In an emergency, if BNP is below 100 pg/mL, heart failure is considered unlikely. Levels above 500 pg/mL strongly suggest heart failure is present. For NT-proBNP, levels below 300 pg/mL generally rule out acute heart failure, while the threshold for confirming it rises with age: above 450 pg/mL for people under 50, above 900 for those 50 to 75, and above 1,800 for people over 75.
Common Causes
Coronary artery disease, where the arteries supplying the heart muscle become narrowed or blocked, is the most common cause of CHF. A heart attack kills part of the heart muscle, leaving scar tissue that can’t pump. High blood pressure is the other major driver. It forces the heart to work harder for years, eventually thickening and stiffening the walls.
Other causes include damaged heart valves, viral infections that inflame the heart muscle (myocarditis), genetic conditions that weaken the heart, long-term alcohol abuse, certain chemotherapy drugs, and chronic conditions like diabetes and obesity that strain the cardiovascular system over time.
How CHF Is Managed
Treatment focuses on slowing disease progression, reducing fluid overload, and helping the heart work more efficiently.
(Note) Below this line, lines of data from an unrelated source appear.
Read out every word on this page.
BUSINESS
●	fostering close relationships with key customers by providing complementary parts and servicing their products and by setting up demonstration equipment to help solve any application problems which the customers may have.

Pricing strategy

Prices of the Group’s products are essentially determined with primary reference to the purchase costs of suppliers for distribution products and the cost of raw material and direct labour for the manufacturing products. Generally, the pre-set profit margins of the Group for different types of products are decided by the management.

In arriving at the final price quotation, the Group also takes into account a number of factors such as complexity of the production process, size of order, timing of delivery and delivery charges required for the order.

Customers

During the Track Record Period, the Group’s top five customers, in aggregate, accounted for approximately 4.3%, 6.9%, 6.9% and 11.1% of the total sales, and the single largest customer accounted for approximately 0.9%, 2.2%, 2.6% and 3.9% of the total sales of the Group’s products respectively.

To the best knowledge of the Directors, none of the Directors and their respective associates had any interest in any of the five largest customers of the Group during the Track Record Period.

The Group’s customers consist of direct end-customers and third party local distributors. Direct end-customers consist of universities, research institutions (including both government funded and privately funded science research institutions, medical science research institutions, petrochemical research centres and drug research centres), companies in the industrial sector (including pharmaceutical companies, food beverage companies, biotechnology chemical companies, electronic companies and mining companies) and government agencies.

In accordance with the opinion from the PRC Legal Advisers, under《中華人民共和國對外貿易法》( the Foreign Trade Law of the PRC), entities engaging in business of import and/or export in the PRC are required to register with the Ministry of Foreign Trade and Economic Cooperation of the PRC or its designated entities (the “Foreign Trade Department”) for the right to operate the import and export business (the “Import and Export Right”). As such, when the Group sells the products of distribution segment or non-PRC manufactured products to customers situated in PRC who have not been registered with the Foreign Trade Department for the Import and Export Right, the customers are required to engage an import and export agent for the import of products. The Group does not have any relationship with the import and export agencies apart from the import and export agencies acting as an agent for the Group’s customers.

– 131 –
For people with reduced ejection fraction, a class of medications originally developed for diabetes (SGLT2 inhibitors) has become a cornerstone of treatment. Major guidelines now recommend these drugs across the full spectrum of ejection fractions, not just for reduced pumping strength. Studies show their benefits appear early but decline rapidly if the medication is stopped, so consistent use matters.
The broader treatment picture typically includes medications that reduce excess fluid, lower the workload on the heart, and block the harmful stress hormones that drive the vicious cycle of fluid retention. Lifestyle changes like limiting sodium intake, monitoring daily weight to catch fluid buildup early, and staying as physically active as symptoms allow are standard parts of management. For advanced cases, implanted devices that help regulate heart rhythm or assist with pumping, and in some cases heart transplantation, become options.
CHF is not curable in most cases, but many people live years or even decades with it when the condition is caught early and managed consistently. The key is recognizing that it’s a progressive disease, meaning ongoing treatment and monitoring aren’t optional but essential to maintaining quality of life.